Thursday, January 19, 2006

More Miscellanea

At some point I should do a real post (e.g. on lattice fermions and/or on improved actions) again, but for now I will stick with these cheap multi-link posts.

The first item in this one is actually not a link, but an announcement. Matthew has left the quanta behind to become a quant himself -- he now works in a city job in London. We all wish him the very best for his new career, and hope that he will still occasionally find the time to contribute to the lattice world and the physics blogosphere.

The second item is a new experimental determination of the top quark mass published in Physical Review Letters by the CDF collboration, significantly reducing the errors on the top quark mass. Of course, the top quark is so heavy that it never really plays a role in lattice computations.

The third item is a theory paper in which the AdS/CFT correspondence is used to calculate hadronic masses (with mixed success). It is a little funny to see string theory, with all its grand claims to be the TOE (relegating QCD to the status of an effective theory at "low" energies), return as an effective model for the strong interactions (where there is little doubt that QCD is the fundamental theory).

The fourth item is a bit odd.
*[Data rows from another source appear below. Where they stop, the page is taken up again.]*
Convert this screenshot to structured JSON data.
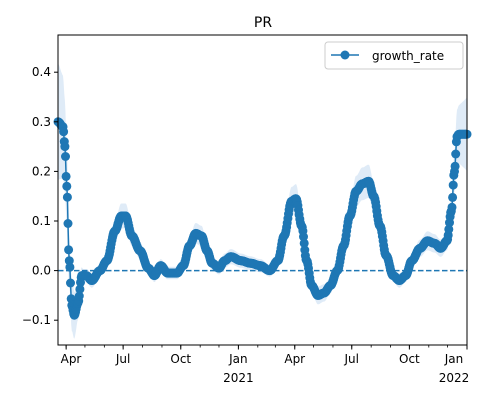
{
  "chart_data": {
    "type": "line",
    "title": "PR",
    "xlabel": "",
    "ylabel": "",
    "x_range": [
      "2020-03-19",
      "2022-01-01"
    ],
    "ylim": [
      -0.15,
      0.475
    ],
    "yticks": [
      -0.1,
      0.0,
      0.1,
      0.2,
      0.3,
      0.4
    ],
    "ytick_labels": [
      "−0.1",
      "0.0",
      "0.1",
      "0.2",
      "0.3",
      "0.4"
    ],
    "xticks": [
      {
        "date": "2020-04-01",
        "label": "Apr",
        "sublabel": ""
      },
      {
        "date": "2020-07-01",
        "label": "Jul",
        "sublabel": ""
      },
      {
        "date": "2020-10-01",
        "label": "Oct",
        "sublabel": ""
      },
      {
        "date": "2021-01-01",
        "label": "Jan",
        "sublabel": "2021"
      },
      {
        "date": "2021-04-01",
        "label": "Apr",
        "sublabel": ""
      },
      {
        "date": "2021-07-01",
        "label": "Jul",
        "sublabel": ""
      },
      {
        "date": "2021-10-01",
        "label": "Oct",
        "sublabel": ""
      },
      {
        "date": "2022-01-01",
        "label": "Jan",
        "sublabel": "2022"
      }
    ],
    "reference_line": {
      "y": 0.0,
      "style": "dashed"
    },
    "legend": {
      "placement": "upper-right",
      "entries": [
        "growth_rate"
      ]
    },
    "grid": false,
    "color": "#1f77b4",
    "band_color": "#dbe9f6",
    "series": [
      {
        "name": "growth_rate",
        "knots": [
          {
            "x": "2020-03-19",
            "y": 0.3
          },
          {
            "x": "2020-03-27",
            "y": 0.29
          },
          {
            "x": "2020-03-30",
            "y": 0.25
          },
          {
            "x": "2020-04-02",
            "y": 0.17
          },
          {
            "x": "2020-04-06",
            "y": 0.02
          },
          {
            "x": "2020-04-10",
            "y": -0.07
          },
          {
            "x": "2020-04-14",
            "y": -0.09
          },
          {
            "x": "2020-04-20",
            "y": -0.065
          },
          {
            "x": "2020-04-26",
            "y": -0.01
          },
          {
            "x": "2020-05-03",
            "y": -0.01
          },
          {
            "x": "2020-05-12",
            "y": -0.02
          },
          {
            "x": "2020-05-25",
            "y": 0.0
          },
          {
            "x": "2020-06-05",
            "y": 0.02
          },
          {
            "x": "2020-06-18",
            "y": 0.08
          },
          {
            "x": "2020-06-28",
            "y": 0.11
          },
          {
            "x": "2020-07-05",
            "y": 0.11
          },
          {
            "x": "2020-07-15",
            "y": 0.07
          },
          {
            "x": "2020-07-28",
            "y": 0.04
          },
          {
            "x": "2020-08-10",
            "y": 0.005
          },
          {
            "x": "2020-08-20",
            "y": -0.01
          },
          {
            "x": "2020-08-30",
            "y": 0.01
          },
          {
            "x": "2020-09-10",
            "y": -0.005
          },
          {
            "x": "2020-09-25",
            "y": -0.005
          },
          {
            "x": "2020-10-05",
            "y": 0.01
          },
          {
            "x": "2020-10-15",
            "y": 0.05
          },
          {
            "x": "2020-10-25",
            "y": 0.075
          },
          {
            "x": "2020-11-03",
            "y": 0.07
          },
          {
            "x": "2020-11-12",
            "y": 0.04
          },
          {
            "x": "2020-11-20",
            "y": 0.015
          },
          {
            "x": "2020-12-01",
            "y": 0.005
          },
          {
            "x": "2020-12-10",
            "y": 0.02
          },
          {
            "x": "2020-12-20",
            "y": 0.028
          },
          {
            "x": "2021-01-05",
            "y": 0.02
          },
          {
            "x": "2021-01-20",
            "y": 0.015
          },
          {
            "x": "2021-02-05",
            "y": 0.01
          },
          {
            "x": "2021-02-20",
            "y": 0.0
          },
          {
            "x": "2021-03-05",
            "y": 0.02
          },
          {
            "x": "2021-03-15",
            "y": 0.07
          },
          {
            "x": "2021-03-27",
            "y": 0.14
          },
          {
            "x": "2021-04-03",
            "y": 0.145
          },
          {
            "x": "2021-04-12",
            "y": 0.09
          },
          {
            "x": "2021-04-20",
            "y": 0.02
          },
          {
            "x": "2021-04-28",
            "y": -0.03
          },
          {
            "x": "2021-05-08",
            "y": -0.05
          },
          {
            "x": "2021-05-18",
            "y": -0.045
          },
          {
            "x": "2021-05-28",
            "y": -0.03
          },
          {
            "x": "2021-06-08",
            "y": 0.0
          },
          {
            "x": "2021-06-18",
            "y": 0.05
          },
          {
            "x": "2021-06-28",
            "y": 0.11
          },
          {
            "x": "2021-07-08",
            "y": 0.16
          },
          {
            "x": "2021-07-18",
            "y": 0.175
          },
          {
            "x": "2021-07-28",
            "y": 0.18
          },
          {
            "x": "2021-08-05",
            "y": 0.15
          },
          {
            "x": "2021-08-15",
            "y": 0.09
          },
          {
            "x": "2021-08-25",
            "y": 0.03
          },
          {
            "x": "2021-09-05",
            "y": -0.01
          },
          {
            "x": "2021-09-15",
            "y": -0.02
          },
          {
            "x": "2021-09-25",
            "y": -0.01
          },
          {
            "x": "2021-10-05",
            "y": 0.02
          },
          {
            "x": "2021-10-18",
            "y": 0.045
          },
          {
            "x": "2021-10-30",
            "y": 0.06
          },
          {
            "x": "2021-11-10",
            "y": 0.055
          },
          {
            "x": "2021-11-20",
            "y": 0.045
          },
          {
            "x": "2021-11-30",
            "y": 0.06
          },
          {
            "x": "2021-12-07",
            "y": 0.12
          },
          {
            "x": "2021-12-12",
            "y": 0.2
          },
          {
            "x": "2021-12-16",
            "y": 0.27
          },
          {
            "x": "2021-12-19",
            "y": 0.275
          },
          {
            "x": "2022-01-01",
            "y": 0.275
          }
        ]
      }
    ]
  }
}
We all know Vector Calculus, of course, and some will know, or have heard of, Regge Calculus, Spinor Calculus and even Lambda Calculus; but what on earth is Bikini Calculus?!? Turns out it is a series of videos with girls in bikinis teaching basic calculus, presumably in order to get the more hormone-driven among the male students interested in the subject. I'm not entirely sure if that is going to work (or even if it is entirely desirable), but I suppose anything that gets past the strange prejudices North American students (I have never seen the same "it's too hard and incomprehensible" attitude with regards to calculus in Europe) seem to have about calculus is a good thing. The site which sells the videos is called www.howtodogirls.com, and I assume that the parsing ambiguity between the intended {{How To Do} Girls} and {How to {do girls}} is entirely intended by the owners.

The fifth item is very brief again. I have created a new area in the sidebar, which is to contain links to series of thematically related posts on this blog. Unfortunately, Blogger doesn't allow categorization of posts, so it will have to be updated by hand, which may mean some delay between a new series item being posted and appearing in the sidebar.

2 comments:

Anonymous said...

The third item is a theory paper in which the AdS/CFT correspondence is used to calculate hadronic masses (with mixed success). It is a little funny to see string theory, with all its grand claims to be the TOE (relegating QCD to the status of an effective theory at "low" energies), return as an effective model for the strong interactions (where there is little doubt that QCD is the fundamental theory).

But surely all the dualities between quantum field theories (and string theory) make the notion of "fundamental" untenable?

Georg said...

But surely all the dualities between quantum field theories (and string theory) make the notion of "fundamental" untenable?

Well, I guess it depends what you mean by "fundamental": Does it mean "true at all energy scales"? Then we probably don't have a fundamental theory of anything, and maybe there isn't even one in principle. Or is it merely a relation "more fundamental than" <-> "reducible to" or maybe "less fundamental than" <-> "an approximation of"? In that case dual theories would be equally fundamental, but e.g. Chiral Perturbation Theory would still be less fundamental than QCD. This latter notion is certainly tenable within the framework of effective field theories, and it was this latter sense in which I meant that QCD is the fundamental theory of the strong interactions. To the best of my understanding there is no string theory that is exactly dual to QCD; and whatever CFT has a string dual is at best an approximate model for QCD, making QCD the "more fundamental" theory compared with string theories of the strong interactions.